In his 1980 book The Girl Green As Elderflower, Australian novelist and poet Randolph Stow draws inspiration from the story of the green children. The green girl is the model for the title character, a blonde girl with green eyes.
The green children become a source of interest to the main character, Crispin Clare, along with some other characters from the Latin accounts of William of Newburgh, Gervase of Tilbury, and others. Stow includes translations from those texts. These characters “have histories of loss and dispossession that echo [Clare’s] own.”
Wolfpit (the original name for Woolpit), a poetic drama by English poet Glyn Maxwell based on the tale of the green children, was presented by the Cambridge University Amateur Dramatic Club at the Edinburgh Festival Fringe 1996.
It was recently performed in New York City.
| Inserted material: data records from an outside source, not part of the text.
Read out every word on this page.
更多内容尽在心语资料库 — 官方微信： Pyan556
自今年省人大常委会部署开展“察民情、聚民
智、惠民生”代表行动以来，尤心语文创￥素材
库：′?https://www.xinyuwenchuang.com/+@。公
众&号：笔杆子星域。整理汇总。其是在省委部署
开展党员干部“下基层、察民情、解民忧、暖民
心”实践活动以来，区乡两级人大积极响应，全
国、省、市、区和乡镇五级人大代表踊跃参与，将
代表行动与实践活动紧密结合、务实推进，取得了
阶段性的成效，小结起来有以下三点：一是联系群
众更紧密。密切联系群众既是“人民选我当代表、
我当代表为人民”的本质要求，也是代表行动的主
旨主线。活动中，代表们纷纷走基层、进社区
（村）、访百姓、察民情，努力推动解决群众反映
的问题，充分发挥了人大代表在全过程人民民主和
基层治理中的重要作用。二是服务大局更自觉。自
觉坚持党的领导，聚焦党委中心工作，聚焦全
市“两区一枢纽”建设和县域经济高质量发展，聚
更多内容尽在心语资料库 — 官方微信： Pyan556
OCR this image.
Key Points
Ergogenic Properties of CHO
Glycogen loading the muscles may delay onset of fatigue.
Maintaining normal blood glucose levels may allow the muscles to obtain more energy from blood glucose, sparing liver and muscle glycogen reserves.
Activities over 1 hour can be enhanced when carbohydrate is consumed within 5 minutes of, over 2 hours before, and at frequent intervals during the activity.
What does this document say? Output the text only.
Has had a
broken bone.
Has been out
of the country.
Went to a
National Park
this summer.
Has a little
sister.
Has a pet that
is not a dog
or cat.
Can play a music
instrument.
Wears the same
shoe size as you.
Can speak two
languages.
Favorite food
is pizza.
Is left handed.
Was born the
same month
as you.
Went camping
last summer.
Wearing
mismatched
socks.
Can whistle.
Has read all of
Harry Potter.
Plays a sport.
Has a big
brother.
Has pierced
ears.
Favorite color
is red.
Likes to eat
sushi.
In Maxwell’s version, the girl is forced into becoming the lord of the manor’s indentured servant; nevertheless, a stranger named Juxon buys her freedom and transports her to an unidentified location.
The story inspired other children’s novels and stories in the 20th and 21st centuries, including Judith Stinton’s 1983 novel Tom’s Story, Mark Bartholomew’s trilogy in 2006 and 2007, and J. Anderson Coats’ 2019 book The Green Children of Woolpit.
Kevin Crossley-Holland is a children’s author and poet who has repeatedly addressed the subject. His 1966 book The Green Children essentially follows the early chroniclers’ accounts. The green girl is the main character in his 1994 rendition.
Both John Crowley and Terri Windling, fantasy and science fiction writers, published short novels for adults in 1981 and 1995, respectively, based on the green children.